The summer of 2023 saw a new record as Americans surpassed an astonishing $1 trillion in credit card debt, according to the Federal Reserve Bank of New York. The coupling of both high interest rates and inflation are taking a toll on households across the country and across all income levels. In today's financial landscape, the increase in credit card debt has emerged as a significant concern for individuals and families who are facing increased financial hardships. 401K accounts are also seeing hits as hardship withdrawals have increased by 36% since Q2 2022, according to a Bank of America analysis.
As a credit union, you distinguish yourself as a community-focused institution that aims to benefit its members. Since your institution prioritizes the financial wellbeing of its members over profit maximization, your mission and services make your credit union well-positioned to help guide its members through turbulent times. Here are some ways you can significantly contribute to helping your members confront the rise of credit card debt.
Financial Education
As a credit union, you are infamously known for being committed to enhancing the financial literacy of your members. With comprehensive financial education programs, workshops, and resources, you’re able to equip individuals with the knowledge and skills needed to make informed decisions regarding credit card usage and debt management. This opportunity to become a trusted partner and advisor for your members is priceless.
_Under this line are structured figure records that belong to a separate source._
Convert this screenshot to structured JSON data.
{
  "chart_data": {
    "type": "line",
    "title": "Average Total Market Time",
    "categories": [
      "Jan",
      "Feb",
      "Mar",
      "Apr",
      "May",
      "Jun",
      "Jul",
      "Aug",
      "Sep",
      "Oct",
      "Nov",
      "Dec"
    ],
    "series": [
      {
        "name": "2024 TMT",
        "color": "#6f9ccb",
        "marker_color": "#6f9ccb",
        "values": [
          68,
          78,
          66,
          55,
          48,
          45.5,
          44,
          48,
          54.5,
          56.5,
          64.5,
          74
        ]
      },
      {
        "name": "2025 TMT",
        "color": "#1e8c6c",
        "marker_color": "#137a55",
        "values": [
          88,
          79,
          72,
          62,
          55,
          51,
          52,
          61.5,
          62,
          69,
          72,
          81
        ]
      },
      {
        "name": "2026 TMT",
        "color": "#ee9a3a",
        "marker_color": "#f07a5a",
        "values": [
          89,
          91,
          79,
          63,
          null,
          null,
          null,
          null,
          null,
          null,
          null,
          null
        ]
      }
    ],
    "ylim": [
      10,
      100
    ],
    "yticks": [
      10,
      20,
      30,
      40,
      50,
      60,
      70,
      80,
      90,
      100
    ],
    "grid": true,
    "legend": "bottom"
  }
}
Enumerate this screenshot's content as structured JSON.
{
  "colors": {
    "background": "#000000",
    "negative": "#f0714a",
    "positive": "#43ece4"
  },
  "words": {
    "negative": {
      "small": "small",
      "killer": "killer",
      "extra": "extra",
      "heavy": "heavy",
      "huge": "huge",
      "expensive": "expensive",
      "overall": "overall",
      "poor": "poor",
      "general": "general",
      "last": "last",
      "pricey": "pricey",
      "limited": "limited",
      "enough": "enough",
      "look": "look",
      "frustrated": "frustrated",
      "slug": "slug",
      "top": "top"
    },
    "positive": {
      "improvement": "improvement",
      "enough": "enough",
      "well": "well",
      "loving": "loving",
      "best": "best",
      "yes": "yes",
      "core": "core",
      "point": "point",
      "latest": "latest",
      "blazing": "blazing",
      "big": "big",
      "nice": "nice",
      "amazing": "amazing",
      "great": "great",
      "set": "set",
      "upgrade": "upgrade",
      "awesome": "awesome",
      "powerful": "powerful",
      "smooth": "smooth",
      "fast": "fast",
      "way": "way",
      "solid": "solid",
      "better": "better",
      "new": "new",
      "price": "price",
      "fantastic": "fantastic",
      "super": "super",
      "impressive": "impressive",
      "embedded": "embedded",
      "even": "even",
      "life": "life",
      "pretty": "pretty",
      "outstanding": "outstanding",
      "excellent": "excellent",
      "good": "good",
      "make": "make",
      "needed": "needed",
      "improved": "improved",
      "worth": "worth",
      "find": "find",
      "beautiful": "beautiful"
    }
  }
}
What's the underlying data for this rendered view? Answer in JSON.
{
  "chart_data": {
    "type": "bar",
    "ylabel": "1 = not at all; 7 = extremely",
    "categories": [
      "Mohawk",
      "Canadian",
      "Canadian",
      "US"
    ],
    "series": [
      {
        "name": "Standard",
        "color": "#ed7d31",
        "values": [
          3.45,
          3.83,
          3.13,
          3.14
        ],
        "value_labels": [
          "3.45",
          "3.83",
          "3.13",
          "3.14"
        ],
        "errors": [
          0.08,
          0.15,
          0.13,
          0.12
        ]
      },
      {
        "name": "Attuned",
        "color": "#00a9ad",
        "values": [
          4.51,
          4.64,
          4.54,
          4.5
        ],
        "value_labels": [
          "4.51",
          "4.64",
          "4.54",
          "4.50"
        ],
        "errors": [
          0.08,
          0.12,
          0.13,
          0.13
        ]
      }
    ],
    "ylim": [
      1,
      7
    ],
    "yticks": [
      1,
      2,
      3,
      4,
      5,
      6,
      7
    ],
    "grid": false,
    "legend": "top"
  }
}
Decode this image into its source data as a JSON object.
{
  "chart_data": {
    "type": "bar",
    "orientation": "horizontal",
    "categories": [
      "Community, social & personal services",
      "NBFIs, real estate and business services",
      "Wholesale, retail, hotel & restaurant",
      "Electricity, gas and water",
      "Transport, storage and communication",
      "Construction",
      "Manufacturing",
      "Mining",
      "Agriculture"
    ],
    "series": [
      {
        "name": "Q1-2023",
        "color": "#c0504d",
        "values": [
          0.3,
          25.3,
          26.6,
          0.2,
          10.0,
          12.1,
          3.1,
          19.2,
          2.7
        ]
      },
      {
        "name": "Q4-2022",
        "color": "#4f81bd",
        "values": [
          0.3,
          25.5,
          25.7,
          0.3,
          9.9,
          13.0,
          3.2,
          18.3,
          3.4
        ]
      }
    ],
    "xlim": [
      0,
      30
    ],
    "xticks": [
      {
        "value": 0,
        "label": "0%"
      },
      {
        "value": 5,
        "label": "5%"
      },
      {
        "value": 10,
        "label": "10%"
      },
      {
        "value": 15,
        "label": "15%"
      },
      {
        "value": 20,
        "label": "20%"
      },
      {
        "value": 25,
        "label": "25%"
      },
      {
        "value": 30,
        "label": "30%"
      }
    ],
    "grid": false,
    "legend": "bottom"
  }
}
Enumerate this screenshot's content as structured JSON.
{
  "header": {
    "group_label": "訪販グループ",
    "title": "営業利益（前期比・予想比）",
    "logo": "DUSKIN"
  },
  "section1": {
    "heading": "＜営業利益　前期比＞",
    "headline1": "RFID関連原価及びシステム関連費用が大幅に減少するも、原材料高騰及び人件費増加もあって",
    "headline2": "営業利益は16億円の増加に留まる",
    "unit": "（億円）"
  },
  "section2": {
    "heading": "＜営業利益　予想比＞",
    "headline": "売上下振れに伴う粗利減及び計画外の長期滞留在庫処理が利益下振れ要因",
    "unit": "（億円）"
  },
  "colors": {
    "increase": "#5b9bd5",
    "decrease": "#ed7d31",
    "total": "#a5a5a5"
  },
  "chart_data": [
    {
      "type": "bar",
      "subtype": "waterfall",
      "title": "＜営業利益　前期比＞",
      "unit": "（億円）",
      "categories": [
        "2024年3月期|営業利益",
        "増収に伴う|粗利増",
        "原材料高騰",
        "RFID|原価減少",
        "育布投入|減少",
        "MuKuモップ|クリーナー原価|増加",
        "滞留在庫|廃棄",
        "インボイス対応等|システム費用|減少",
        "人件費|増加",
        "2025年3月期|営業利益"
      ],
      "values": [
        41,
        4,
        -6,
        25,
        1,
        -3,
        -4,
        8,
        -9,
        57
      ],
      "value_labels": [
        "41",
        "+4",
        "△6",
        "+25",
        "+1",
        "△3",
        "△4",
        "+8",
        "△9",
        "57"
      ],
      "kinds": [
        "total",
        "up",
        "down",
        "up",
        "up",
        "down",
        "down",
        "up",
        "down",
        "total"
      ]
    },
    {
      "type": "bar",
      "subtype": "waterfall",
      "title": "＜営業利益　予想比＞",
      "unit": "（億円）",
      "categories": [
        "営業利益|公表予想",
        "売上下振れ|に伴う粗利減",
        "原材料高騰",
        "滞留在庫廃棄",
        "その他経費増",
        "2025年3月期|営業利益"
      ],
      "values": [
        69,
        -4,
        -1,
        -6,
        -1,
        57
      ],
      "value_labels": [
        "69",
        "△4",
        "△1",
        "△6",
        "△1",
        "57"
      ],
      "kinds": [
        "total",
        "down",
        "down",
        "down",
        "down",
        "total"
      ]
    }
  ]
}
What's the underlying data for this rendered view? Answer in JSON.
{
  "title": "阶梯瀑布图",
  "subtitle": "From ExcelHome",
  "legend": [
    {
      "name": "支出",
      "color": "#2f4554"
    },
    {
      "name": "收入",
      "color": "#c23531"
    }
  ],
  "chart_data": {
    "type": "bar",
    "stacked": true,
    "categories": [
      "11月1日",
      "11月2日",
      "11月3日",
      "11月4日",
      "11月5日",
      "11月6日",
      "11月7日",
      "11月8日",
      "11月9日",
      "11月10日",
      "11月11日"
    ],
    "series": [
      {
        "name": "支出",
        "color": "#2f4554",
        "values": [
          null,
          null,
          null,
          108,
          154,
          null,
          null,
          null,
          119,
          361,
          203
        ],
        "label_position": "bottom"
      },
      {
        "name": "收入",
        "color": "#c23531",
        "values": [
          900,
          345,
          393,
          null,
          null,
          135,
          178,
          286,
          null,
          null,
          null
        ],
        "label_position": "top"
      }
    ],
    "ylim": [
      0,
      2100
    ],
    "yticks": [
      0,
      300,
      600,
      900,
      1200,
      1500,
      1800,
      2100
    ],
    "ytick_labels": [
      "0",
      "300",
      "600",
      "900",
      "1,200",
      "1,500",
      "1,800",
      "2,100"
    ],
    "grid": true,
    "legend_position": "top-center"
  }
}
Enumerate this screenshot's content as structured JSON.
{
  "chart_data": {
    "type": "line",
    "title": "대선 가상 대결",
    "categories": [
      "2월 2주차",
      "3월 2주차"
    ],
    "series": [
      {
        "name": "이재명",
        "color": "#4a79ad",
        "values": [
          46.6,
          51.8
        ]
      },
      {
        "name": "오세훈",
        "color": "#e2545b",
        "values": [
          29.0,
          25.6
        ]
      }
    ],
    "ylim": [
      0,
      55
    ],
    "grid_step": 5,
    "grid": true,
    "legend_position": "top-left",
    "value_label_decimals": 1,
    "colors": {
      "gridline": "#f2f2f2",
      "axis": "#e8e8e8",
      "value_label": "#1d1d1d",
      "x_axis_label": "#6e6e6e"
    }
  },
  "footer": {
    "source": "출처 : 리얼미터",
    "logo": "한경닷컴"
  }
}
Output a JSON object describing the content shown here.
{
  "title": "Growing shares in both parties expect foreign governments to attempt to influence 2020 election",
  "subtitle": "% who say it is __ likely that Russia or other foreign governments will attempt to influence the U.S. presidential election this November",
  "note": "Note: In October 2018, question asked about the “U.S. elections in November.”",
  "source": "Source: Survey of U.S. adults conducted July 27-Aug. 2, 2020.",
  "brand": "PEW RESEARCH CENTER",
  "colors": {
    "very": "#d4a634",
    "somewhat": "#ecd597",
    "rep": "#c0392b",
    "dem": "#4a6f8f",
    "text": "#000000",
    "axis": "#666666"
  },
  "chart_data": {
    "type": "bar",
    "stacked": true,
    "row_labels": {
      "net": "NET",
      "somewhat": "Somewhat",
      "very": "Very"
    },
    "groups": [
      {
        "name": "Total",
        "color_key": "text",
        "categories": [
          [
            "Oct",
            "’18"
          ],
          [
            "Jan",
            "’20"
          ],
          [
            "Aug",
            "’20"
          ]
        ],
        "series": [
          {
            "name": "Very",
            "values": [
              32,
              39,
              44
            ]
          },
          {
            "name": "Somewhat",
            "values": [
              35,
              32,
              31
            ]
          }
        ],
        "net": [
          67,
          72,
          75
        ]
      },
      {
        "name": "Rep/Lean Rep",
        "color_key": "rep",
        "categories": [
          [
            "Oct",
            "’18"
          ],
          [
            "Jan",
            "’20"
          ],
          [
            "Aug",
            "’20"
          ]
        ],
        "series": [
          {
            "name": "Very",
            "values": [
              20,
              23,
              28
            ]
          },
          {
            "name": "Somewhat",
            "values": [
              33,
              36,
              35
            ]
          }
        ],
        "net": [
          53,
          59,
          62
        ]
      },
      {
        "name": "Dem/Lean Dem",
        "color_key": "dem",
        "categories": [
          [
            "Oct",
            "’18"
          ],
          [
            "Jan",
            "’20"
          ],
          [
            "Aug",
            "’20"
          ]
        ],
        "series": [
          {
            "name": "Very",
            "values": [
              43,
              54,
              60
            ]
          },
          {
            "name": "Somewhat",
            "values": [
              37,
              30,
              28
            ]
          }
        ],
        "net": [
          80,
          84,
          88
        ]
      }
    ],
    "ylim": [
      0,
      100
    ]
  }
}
Also offering personalized financial counseling services helps your members devise effective debt repayment plans. These counseling sessions offer guidance on budgeting, saving, and implementing strategies to reduce debt.
Low-Interest Credit Cards
Many credit unions provide low-interest credit card options to their members — one of the perks of being not-for-profit. Reaching out to those who would be best suited for this option not only benefits your members, but you as well. These cards typically feature competitive interest rates, minimal fees, and transparent terms, making them a more affordable alternative to mainstream credit cards.
Debt Consolidation Loans
Credit unions offer debt consolidation loans that enable members to merge their high-interest credit card balances into a single, lower-interest loan. This simplifies the debt repayment process while reducing the overall interest expenses. Consider utilizing tools that can streamline this process to help more of your members faster and more efficiently.
Member-Centric Structure
Since your institution operates as a member-owned and member-operated entity, you are ensuring that decisions are made with the best interests of members in mind. This cooperative structure fosters trust and accountability that can sometimes be lacking in traditional banking institutions. In times of economic adversity, you exhibit flexibility and willingness to collaborate with members facing financial challenges. Your ability to work with your members and offer various options can help to provide temporary relief from the overwhelming and sinking feeling of their debts.
The escalating issue of credit card debt demands attention with this freshly reached $1 trillion record. Nevertheless, you are there, to stand as a reliable partner and offer essential assistance to your members. By promoting financial education along with your robust list of member-centric services, your credit union will keep empowering its members to regain control of their finances.